Secondo la ong Movement for Human Rights and Ligue Iteka, almeno 154 civili sarebbero stati uccisi nelle ultime settimane dopo essere stati arrestate nei quartieri ritenuti ostili al presidente dittatore nei dintorni della capitale. Il Burundi paese nella regione dei grandi laghi, ha il 6% delle riserve mondiali di nickel. Il tasso di corruzione è tra i più alti al mondo e c’è un elevato tasso di povertà che esaspera la gente. Ex colonia tedesca e poi belga, è indipendente dal 1962. Ma conosciuto diversi colpi di stato e scontri etnici tra hutu e tutsi finiti in veri e propri genocidi.

Pierre Nkurunziza è al potere dal 2005 con la nuova Costituzione che ripartisce il potere equamente fra hutu e tutsi. Nkurunziza ha governato indisturbato in questi anni con un potere pressoché illiminato che lo avvicina più a un dittatore che a un presidente di un paese democratico. «Andare in Burundi oggi è come andare all’inferno», ha raccontato di recente un diplomatico americano.

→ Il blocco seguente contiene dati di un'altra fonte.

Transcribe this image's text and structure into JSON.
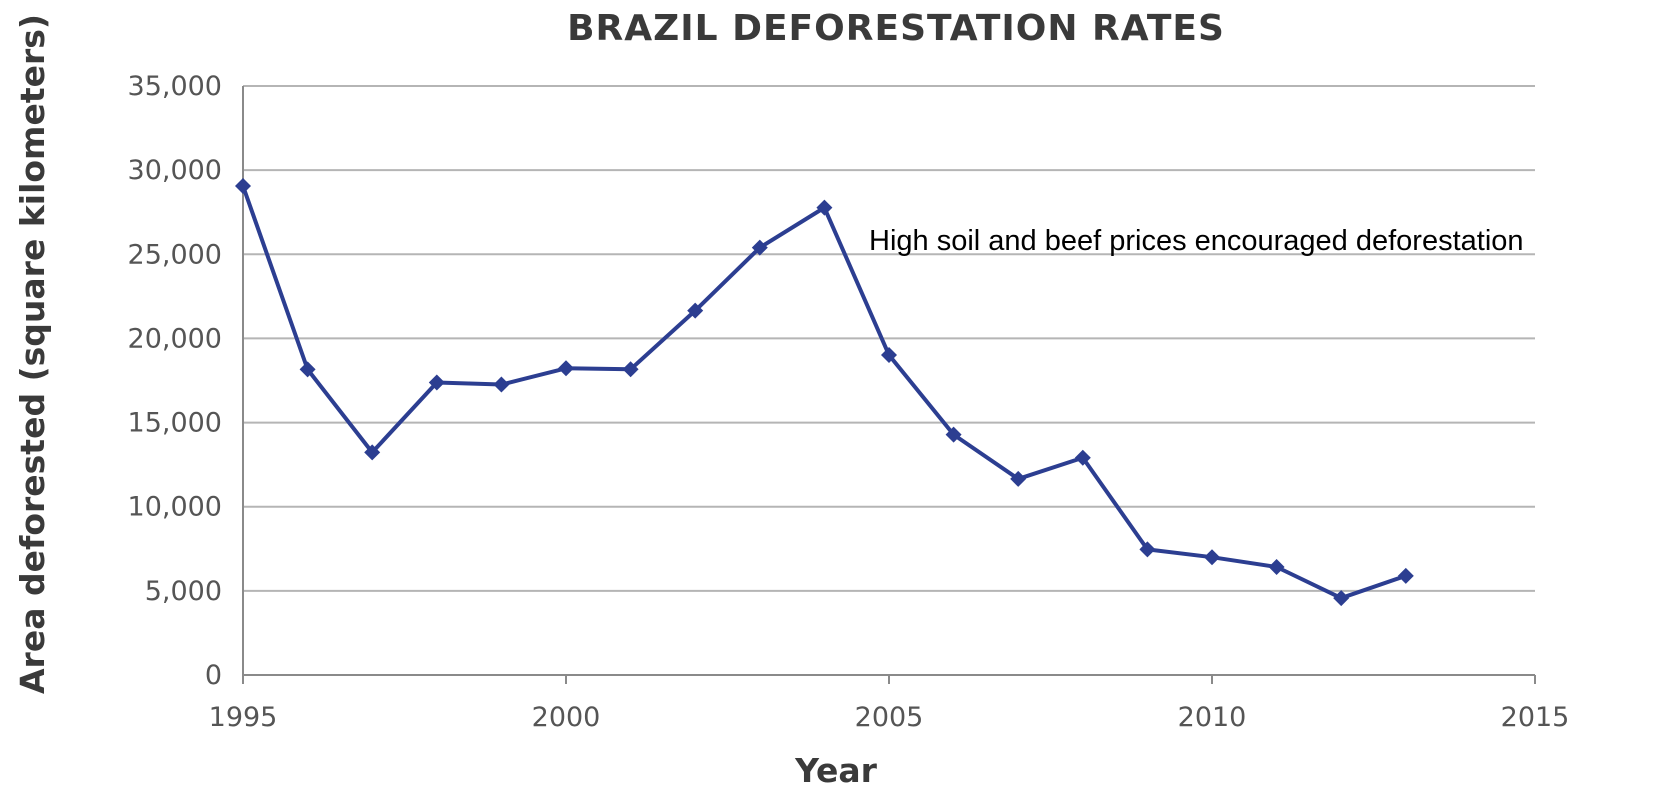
{
  "chart_data": {
    "type": "line",
    "title": "BRAZIL DEFORESTATION RATES",
    "xlabel": "Year",
    "ylabel": "Area deforested (square kilometers)",
    "xlim": [
      1995,
      2015
    ],
    "ylim": [
      0,
      35000
    ],
    "x_ticks": [
      1995,
      2000,
      2005,
      2010,
      2015
    ],
    "x_tick_labels": [
      "1995",
      "2000",
      "2005",
      "2010",
      "2015"
    ],
    "y_ticks": [
      0,
      5000,
      10000,
      15000,
      20000,
      25000,
      30000,
      35000
    ],
    "y_tick_labels": [
      "0",
      "5,000",
      "10,000",
      "15,000",
      "20,000",
      "25,000",
      "30,000",
      "35,000"
    ],
    "grid": "horizontal",
    "series": [
      {
        "x": [
          1995,
          1996,
          1997,
          1998,
          1999,
          2000,
          2001,
          2002,
          2003,
          2004,
          2005,
          2006,
          2007,
          2008,
          2009,
          2010,
          2011,
          2012,
          2013
        ],
        "values": [
          29059,
          18161,
          13227,
          17383,
          17259,
          18226,
          18165,
          21651,
          25396,
          27772,
          19014,
          14286,
          11651,
          12911,
          7464,
          7000,
          6418,
          4571,
          5891
        ],
        "color": "#2c3e91",
        "marker": "diamond"
      }
    ],
    "annotations": [
      {
        "text": "High soil and beef prices encouraged deforestation"
      }
    ]
  }
}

Il Paese è allo sbando e l’Onu con il suo immobilismo rischia di coprire le violenze, come già successe in Ruanda negli anni Novanta.

Negli ultimi due mesi gli omicidi politici e la violenza etnica sono aumentati in modo preoccupante. In una memoria presentata il 6 gennaio al Consiglio di sicurezza Onu, il responsabile della forza di pace Ua/Onu, Hervé Ladsous, denuncia l’orrore perpretato dai militari di Nkurunziza sulla popolazione e la difficoltà dei contingenti di peacekeeping: «La capacità delle Nazioni Unite di mantenere la pace è limitata, incapace di affrontare le violenze contro i civili e le violenze genocide»» si legge nel documento. Oltre al terrore per le violenze dei militari, è in atto una crisi umanitaria: mancano i generi di prima necessità, cibo e medicinali.